Although Paul and Anne Ehrlich would have agreed with Isaac’s views on air pollution being a threat to human health, they also argued that there was a larger concern. “Even more important is the potential for changing the climate of the Earth,” they wrote in The Population Bomb. “All of the junk we dump into the atmosphere, all of the dust, all of the carbon dioxide, have effects on the temperature balance of the Earth. Air pollution effects how much of the sun’s heat reaches the surface of the Earth and how much is radiated back into space. And it is just this temperature balance that causes the changes in the atmosphere that we call ‘the weather.’”

While Green Arrow converses with Isaac about the dangers of air pollution, Green Lantern is discussing a different kind of pollution with Carol Ferris – those caused by aircrafts. A similar debate was raging within the real-world United States at the time over a supersonic transport program under development by the federal government.
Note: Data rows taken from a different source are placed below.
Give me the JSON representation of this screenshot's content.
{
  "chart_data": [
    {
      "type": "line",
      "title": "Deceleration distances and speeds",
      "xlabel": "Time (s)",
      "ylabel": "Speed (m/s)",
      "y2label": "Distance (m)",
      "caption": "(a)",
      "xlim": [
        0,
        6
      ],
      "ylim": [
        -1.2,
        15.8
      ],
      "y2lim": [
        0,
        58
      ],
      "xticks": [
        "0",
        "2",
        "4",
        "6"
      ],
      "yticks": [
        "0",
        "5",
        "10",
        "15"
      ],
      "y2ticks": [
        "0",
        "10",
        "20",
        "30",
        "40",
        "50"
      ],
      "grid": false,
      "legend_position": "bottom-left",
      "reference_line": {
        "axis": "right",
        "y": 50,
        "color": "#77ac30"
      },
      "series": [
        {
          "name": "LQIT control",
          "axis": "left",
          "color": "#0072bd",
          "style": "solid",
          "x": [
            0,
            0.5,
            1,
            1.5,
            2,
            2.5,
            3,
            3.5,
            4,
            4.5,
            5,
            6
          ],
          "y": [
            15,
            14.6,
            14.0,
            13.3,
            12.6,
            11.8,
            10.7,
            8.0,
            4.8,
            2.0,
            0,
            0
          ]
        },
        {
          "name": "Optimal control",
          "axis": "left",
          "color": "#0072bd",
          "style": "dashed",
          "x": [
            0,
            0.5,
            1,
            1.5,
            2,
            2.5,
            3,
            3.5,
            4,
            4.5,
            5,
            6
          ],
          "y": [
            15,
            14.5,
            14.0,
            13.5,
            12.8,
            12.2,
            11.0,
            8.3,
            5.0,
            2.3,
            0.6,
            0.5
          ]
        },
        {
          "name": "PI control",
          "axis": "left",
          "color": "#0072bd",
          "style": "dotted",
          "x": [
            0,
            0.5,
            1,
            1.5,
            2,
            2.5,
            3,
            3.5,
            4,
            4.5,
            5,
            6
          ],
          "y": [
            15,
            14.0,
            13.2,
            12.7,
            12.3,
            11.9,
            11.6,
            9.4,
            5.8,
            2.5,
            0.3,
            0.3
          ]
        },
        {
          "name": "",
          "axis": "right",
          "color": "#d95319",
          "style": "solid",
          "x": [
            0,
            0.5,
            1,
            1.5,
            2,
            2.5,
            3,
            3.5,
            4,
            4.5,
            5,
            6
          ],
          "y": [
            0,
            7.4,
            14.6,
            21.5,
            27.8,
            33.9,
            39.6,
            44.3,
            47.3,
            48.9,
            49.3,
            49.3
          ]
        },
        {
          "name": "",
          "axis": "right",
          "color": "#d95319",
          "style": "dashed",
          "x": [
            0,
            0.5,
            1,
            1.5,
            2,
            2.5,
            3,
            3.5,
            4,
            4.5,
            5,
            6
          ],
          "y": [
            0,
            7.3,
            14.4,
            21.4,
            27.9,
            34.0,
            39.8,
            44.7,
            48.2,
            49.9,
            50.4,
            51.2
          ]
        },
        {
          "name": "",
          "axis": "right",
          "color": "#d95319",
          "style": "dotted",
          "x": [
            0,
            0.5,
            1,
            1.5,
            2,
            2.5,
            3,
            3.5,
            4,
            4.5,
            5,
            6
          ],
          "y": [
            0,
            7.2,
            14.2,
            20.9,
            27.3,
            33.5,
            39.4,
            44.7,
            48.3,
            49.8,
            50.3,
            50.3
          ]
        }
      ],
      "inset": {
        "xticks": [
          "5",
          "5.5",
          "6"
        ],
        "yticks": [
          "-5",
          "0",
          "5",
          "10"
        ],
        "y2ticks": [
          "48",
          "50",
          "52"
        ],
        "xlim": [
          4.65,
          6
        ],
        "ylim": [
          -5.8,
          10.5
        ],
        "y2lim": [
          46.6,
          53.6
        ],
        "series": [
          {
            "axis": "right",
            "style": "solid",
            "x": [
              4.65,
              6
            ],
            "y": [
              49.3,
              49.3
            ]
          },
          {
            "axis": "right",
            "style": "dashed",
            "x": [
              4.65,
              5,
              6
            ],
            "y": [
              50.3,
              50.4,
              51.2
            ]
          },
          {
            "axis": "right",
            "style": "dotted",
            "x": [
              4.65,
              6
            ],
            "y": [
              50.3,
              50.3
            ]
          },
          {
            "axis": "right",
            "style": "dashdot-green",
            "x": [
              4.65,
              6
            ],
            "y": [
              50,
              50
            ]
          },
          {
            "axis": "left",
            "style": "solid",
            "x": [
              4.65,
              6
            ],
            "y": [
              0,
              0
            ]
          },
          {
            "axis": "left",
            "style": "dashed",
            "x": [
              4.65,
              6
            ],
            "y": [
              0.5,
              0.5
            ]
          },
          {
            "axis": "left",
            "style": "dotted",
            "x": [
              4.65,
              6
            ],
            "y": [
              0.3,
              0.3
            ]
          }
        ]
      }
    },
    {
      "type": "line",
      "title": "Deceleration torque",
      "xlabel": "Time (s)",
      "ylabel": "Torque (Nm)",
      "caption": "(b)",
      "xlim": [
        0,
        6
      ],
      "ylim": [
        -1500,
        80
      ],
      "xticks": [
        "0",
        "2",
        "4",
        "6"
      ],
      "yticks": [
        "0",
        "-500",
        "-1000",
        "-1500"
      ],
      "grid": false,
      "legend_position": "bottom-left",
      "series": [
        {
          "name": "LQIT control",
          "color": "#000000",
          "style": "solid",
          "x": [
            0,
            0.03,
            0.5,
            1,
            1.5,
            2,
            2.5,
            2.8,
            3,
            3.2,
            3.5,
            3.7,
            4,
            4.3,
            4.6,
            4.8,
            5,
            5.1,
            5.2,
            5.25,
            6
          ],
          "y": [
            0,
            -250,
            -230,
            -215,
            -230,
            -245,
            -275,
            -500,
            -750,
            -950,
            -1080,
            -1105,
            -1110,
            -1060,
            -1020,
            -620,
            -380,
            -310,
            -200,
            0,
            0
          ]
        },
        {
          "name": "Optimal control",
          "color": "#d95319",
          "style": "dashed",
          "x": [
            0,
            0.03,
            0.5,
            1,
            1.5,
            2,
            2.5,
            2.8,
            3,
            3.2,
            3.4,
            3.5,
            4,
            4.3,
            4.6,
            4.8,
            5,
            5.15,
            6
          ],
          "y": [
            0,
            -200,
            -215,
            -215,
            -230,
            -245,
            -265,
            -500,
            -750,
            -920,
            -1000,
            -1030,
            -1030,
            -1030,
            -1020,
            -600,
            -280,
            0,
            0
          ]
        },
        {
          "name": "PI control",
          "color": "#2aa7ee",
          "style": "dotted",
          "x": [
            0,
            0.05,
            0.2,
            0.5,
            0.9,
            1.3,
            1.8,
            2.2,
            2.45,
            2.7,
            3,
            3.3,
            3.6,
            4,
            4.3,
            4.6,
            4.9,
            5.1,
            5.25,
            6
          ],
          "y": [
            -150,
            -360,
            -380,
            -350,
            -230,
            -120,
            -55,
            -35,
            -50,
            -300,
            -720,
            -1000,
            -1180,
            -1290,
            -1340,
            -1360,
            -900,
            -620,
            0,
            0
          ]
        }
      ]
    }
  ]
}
“Most people have been opposing this project on the basis that the ‘sonic booms’ generated will drive half the people in the country out of their skulls while benefitting no one,” Paul and Anne Ehrlich noted. “But ecologists, as usual, have been looking at the less obvious. Supersonic transports will leave contrails high in the stratosphere, where they will break up very slowly. A lid of ice crystals gradually will be deposited high in the atmosphere, which might add to the ‘greenhouse effect.’” As a result of the concerns raised by the Ehrlichs and others, Congress dropped funding for the SST program in March 1971.

In the fictitious small town that serves as the headquarters for Ferris Aircraft, Carol Ferris explains that her company is close to bankruptcy and hopes that a new jet engine – which burns cheaper fuel – can reverse their fortunes. “This fuel,” Green Lantern replies. “Hasn’t it been the subject of considerable controversy? A few experts are saying it’ll do more harm to the environment than good to the economy.” Carol Ferris simply replies, “All I can say is, we’ll solve the environment difficulties when they arise.”

For Paul and Anne Ehrlich, “when they arise” wasn’t good enough. The Population Bomb may have been bombastic in style and filled with flawed warnings of a coming dystopian future but its main thesis – that action needed to be taken sooner rather than later – continues to be a rallying cry for environmentalists across the country and around the world decades later.